Las leyes vigentes son claras y terminantes por esta razón no queda ningún lugar para dudas interpretativas;  es así como el artículo 1” de la mencionada ley 25864 dice “Fijase un ciclo lectivo anual mínimo de 180 días efectivos de clases. Pero esto no es todo, ya que el artículo 2 de esta misma ley aclara de una manera precisa: “Ante el eventual incumplimiento del ciclo lectivo normal a que se refiere el artículo precedente las autoridades educativas de las respectivas jurisdicciones deberán adoptar las medidas necesarias a fin DE COMPENSAR LOS DIAS DE CLASE PERDIDOS, HASTA COMPLETAR EL MINIMO ESTABLECIDO”. La ley es bien terminante, no menciona en ninguna parte la “recuperación de contenidos” sino la efectiva y obligatoria “recuperación de días” .

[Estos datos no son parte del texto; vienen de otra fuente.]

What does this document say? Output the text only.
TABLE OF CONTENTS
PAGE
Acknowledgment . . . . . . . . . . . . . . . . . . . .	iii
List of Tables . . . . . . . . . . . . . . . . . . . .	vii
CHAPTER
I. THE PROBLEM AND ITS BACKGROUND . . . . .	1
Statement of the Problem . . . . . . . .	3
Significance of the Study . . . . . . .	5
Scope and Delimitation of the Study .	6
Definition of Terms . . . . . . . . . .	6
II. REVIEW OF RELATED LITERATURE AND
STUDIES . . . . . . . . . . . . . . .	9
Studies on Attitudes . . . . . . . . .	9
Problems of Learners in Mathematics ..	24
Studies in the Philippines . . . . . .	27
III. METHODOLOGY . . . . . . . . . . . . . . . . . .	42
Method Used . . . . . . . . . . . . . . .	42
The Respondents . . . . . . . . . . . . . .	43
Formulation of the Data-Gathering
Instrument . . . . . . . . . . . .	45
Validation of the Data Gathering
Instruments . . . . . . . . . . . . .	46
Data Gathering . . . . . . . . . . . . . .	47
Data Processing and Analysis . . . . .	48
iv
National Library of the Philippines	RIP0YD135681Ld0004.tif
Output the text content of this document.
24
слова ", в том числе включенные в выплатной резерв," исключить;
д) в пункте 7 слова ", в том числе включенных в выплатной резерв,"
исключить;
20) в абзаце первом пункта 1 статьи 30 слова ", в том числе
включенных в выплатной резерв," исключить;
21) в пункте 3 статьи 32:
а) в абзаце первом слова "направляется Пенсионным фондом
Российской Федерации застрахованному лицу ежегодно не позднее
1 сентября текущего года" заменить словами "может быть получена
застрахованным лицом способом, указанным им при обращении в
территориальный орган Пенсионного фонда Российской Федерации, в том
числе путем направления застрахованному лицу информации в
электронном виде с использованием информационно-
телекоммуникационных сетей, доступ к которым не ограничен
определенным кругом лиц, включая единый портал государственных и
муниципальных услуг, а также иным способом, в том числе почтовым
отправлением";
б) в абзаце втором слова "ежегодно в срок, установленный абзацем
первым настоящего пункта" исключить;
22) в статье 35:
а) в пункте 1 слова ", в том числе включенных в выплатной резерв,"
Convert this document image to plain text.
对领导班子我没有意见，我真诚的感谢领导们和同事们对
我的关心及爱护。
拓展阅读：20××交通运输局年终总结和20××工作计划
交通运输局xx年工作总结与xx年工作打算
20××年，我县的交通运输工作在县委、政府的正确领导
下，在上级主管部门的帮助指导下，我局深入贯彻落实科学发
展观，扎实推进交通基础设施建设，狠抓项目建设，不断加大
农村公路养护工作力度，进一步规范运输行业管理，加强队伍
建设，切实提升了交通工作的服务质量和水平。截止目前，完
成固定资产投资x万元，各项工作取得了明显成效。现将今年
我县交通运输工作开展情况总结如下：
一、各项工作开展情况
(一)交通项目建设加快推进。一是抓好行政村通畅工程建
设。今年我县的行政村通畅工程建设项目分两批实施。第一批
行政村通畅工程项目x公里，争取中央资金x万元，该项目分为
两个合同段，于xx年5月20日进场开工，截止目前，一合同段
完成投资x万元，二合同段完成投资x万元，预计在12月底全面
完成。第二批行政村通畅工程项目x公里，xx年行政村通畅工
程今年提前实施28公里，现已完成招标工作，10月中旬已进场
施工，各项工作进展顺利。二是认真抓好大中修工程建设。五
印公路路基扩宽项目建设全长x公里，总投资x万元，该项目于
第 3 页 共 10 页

Si la escuela estatal no cumple su obligación de respetar el calendario escolar obligatorio, y tampoco avanza hacia la universalización de la Jornada Escolar Extendida, seguirá perdiendo alumnos como lo viene haciendo desde hace diez años. Ni las autoridades de la provincia de Buenos Aires, ni la de otras provincias afectadas por la pérdida de días de clase pueden ignorar sus obligaciones legales.